A Europa é uma amizade?

Que amizade é esta onde só conta o egocentrismo de um dos amigos (e, ainda por cima, o mais forte)?

Uma lição de psicologia barata: não se pense pedir dinheiro emprestado a amigos. É meio caminho andado para arruinar a amizade. A probabilidade de os sentimentos serem derrotados pelo materialismo é elevada. Haverá quem abuse da amizade para trepar às costas dos amigos graças ao crédito. Se houver dificuldades em restituir o dinheiro em dívida, a amizade será critério categórico para perdoar dívidas. Só que o mesmo critério é válido para o amigo que está do outro lado da trincheira: quem empresta quer ver a cor do dinheiro — o materialismo também se sobrepõe à amizade. De acordo com o adágio: “Amigos, amigos, negócios à parte.”

Contudo, os amigos não praticam malfeitorias uns nos outros. Ou não o deviam fazer, a menos que a amizade seja uma intentona. A não ser que descaiam para o S&M, os amigos não atam as mãos uns aos outros. E se à amizade se impõe o torniquete das regras (o que é bizarro, pois a amizade devia ser guiada por princípios espontâneos, não por regras escritas), as negociações que as antecedem devem ser pautadas pelo equilíbrio. Caso contrário, o amigo mais forte dita para a ata as suas condições e o amigo frágil aceita-as sem bulir. Uma amizade destas vai a caminho do precipício. Pois uma amizade não se sujeita a mandamentos escritos.

Se os amigos se regem por regras, devem levar as consequências até ao fim. Se o amigo frágil precisa de ajuda financeira, o amigo mais forte deve ser o primeiro a atendê-lo. Não se conceba uma relação em que ao amigo mais forte assiste a fatia agradável da amizade e para o amigo franzino sobram os deveres. Uma amizade destas é uma amizade fracassada, ou a caminho de o ser. Ou nem sequer é amizade.

Termos em que restam duas hipóteses: ou os amigos aceitam que a amizade não se subordina a regras escritas, ou a forjam no conciliábulo de regras absurdas. No primeiro caso, não se coloque a hipótese de os amigos emprestarem dinheiro uns aos outros — assim o dita a saúde da amizade. Na segunda hipótese, sejam levadas ao limite as consequências da formalização de regras: numa amizade treslida, se o amigo forte emprestar dinheiro ao amigo franzino e se este for desleal, ameaçando não pagar (ou querendo renegociar a dívida), ao mundo não virá grande mal; à partida, esta era uma amizade frágil, ou uma outra coisa qualquer refugiada num eufemismo de amizade.
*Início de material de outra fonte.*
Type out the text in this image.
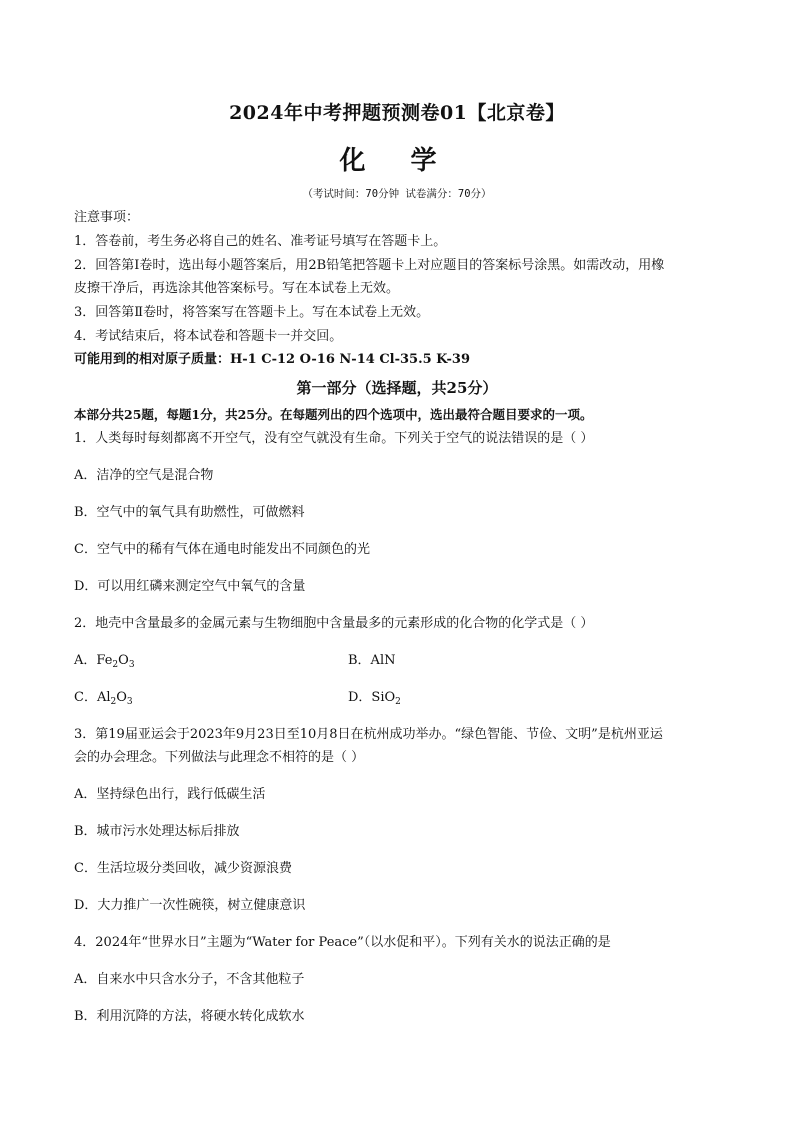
2024年中考押题预测卷01【北京卷】
化 学
（考试时间：70分钟 试卷满分：70分）
注意事项：
1．答卷前，考生务必将自己的姓名、准考证号填写在答题卡上。
2．回答第Ⅰ卷时，选出每小题答案后，用2B铅笔把答题卡上对应题目的答案标号涂黑。如需改动，用橡
皮擦干净后，再选涂其他答案标号。写在本试卷上无效。
3．回答第Ⅱ卷时，将答案写在答题卡上。写在本试卷上无效。
4．考试结束后，将本试卷和答题卡一并交回。
可能用到的相对原子质量：H-1 C-12 O-16 N-14 Cl-35.5 K-39
第一部分（选择题，共25分）
本部分共25题，每题1分，共25分。在每题列出的四个选项中，选出最符合题目要求的一项。
1．人类每时每刻都离不开空气，没有空气就没有生命。下列关于空气的说法错误的是（ ）
A．洁净的空气是混合物
B．空气中的氧气具有助燃性，可做燃料
C．空气中的稀有气体在通电时能发出不同颜色的光
D．可以用红磷来测定空气中氧气的含量
2．地壳中含量最多的金属元素与生物细胞中含量最多的元素形成的化合物的化学式是（ ）
A．$Fe_2O_3$	B．AlN
C．$Al_2O_3$	D．SiO$_2$
3．第19届亚运会于2023年9月23日至10月8日在杭州成功举办。“绿色智能、节俭、文明”是杭州亚运
会的办会理念。下列做法与此理念不相符的是（ ）
A．坚持绿色出行，践行低碳生活
B．城市污水处理达标后排放
C．生活垃圾分类回收，减少资源浪费
D．大力推广一次性碗筷，树立健康意识
4．2024年“世界水日”主题为“Water for Peace”（以水促和平）。下列有关水的说法正确的是
A．自来水中只含水分子，不含其他粒子
B．利用沉降的方法，将硬水转化成软水
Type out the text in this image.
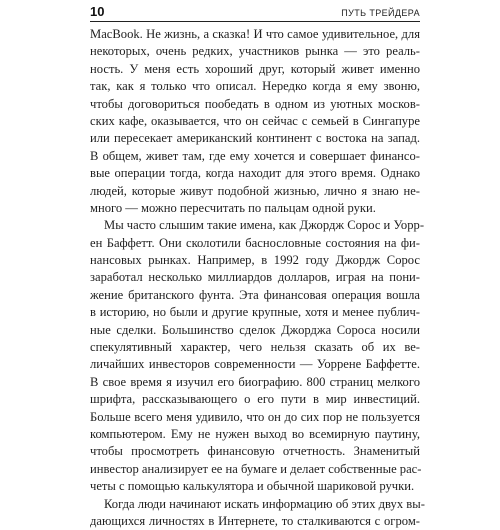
10	ПУТЬ ТРЕЙДЕРА
MacBook. Не жизнь, а сказка! И что самое удивительное, для
некоторых, очень редких, участников рынка — это реаль-
ность. У меня есть хороший друг, который живет именно
так, как я только что описал. Нередко когда я ему звоню,
чтобы договориться пообедать в одном из уютных москов-
ских кафе, оказывается, что он сейчас с семьей в Сингапуре
или пересекает американский континент с востока на запад.
В общем, живет там, где ему хочется и совершает финансо-
вые операции тогда, когда находит для этого время. Однако
людей, которые живут подобной жизнью, лично я знаю не-
много — можно пересчитать по пальцам одной руки.
Мы часто слышим такие имена, как Джордж Сорос и Уорр-
ен Баффетт. Они сколотили баснословные состояния на фи-
нансовых рынках. Например, в 1992 году Джордж Сорос
заработал несколько миллиардов долларов, играя на пони-
жение британского фунта. Эта финансовая операция вошла
в историю, но были и другие крупные, хотя и менее публич-
ные сделки. Большинство сделок Джорджа Сороса носили
спекулятивный характер, чего нельзя сказать об их ве-
личайших инвесторов современности — Уоррене Баффетте.
В свое время я изучил его биографию. 800 страниц мелкого
шрифта, рассказывающего о его пути в мир инвестиций.
Больше всего меня удивило, что он до сих пор не пользуется
компьютером. Ему не нужен выход во всемирную паутину,
чтобы просмотреть финансовую отчетность. Знаменитый
инвестор анализирует ее на бумаге и делает собственные рас-
четы с помощью калькулятора и обычной шариковой ручки.
Когда люди начинают искать информацию об этих двух вы-
дающихся личностях в Интернете, то сталкиваются с огром-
Não haverá grande perda se a confiança se estilhaçar entre os dois “amigos” (assim, propositadamente grafado).

Aprendi outra lição, mais interessante do que a lição da psicologia barata: é preciso ter destreza na escolha de metáforas. O exercício estilístico exige que se saiba escolher os termos da comparação. Uma regra cardeal aplica-se ao exercício: só se pode comparar o que é comparável. O cientista social, alemão e socialista, que usou a metáfora tomada de empréstimo à psicologia social para justificar por que não deve a União Europeia transferir um camião de dinheiro para os países com dívida excessiva, foi desastrado. No plano comportamental, as nações não se comparam com pessoas. O episódio expôs a obstinação de quem se ensimesma no interesse nacional e despreza as responsabilidades europeias. A ter vencimento, a metáfora desagua numa incómoda interrogação: que amizade é esta onde só conta o egocentrismo de um dos amigos (e, ainda por cima, o mais forte)?

Já Ulrich Beck (um alemão desiludido) protestava contra a Europa alemã, descontente por a opção não ser a Alemanha europeia. Foi preciso ter vindo a Berlim e ouvir alguns alemães (académicos, políticos e membros de think tanks, de esquerda e de direita) falarem sobre o assunto para perceber, em carne viva, como a teimosia dissipa a lógica.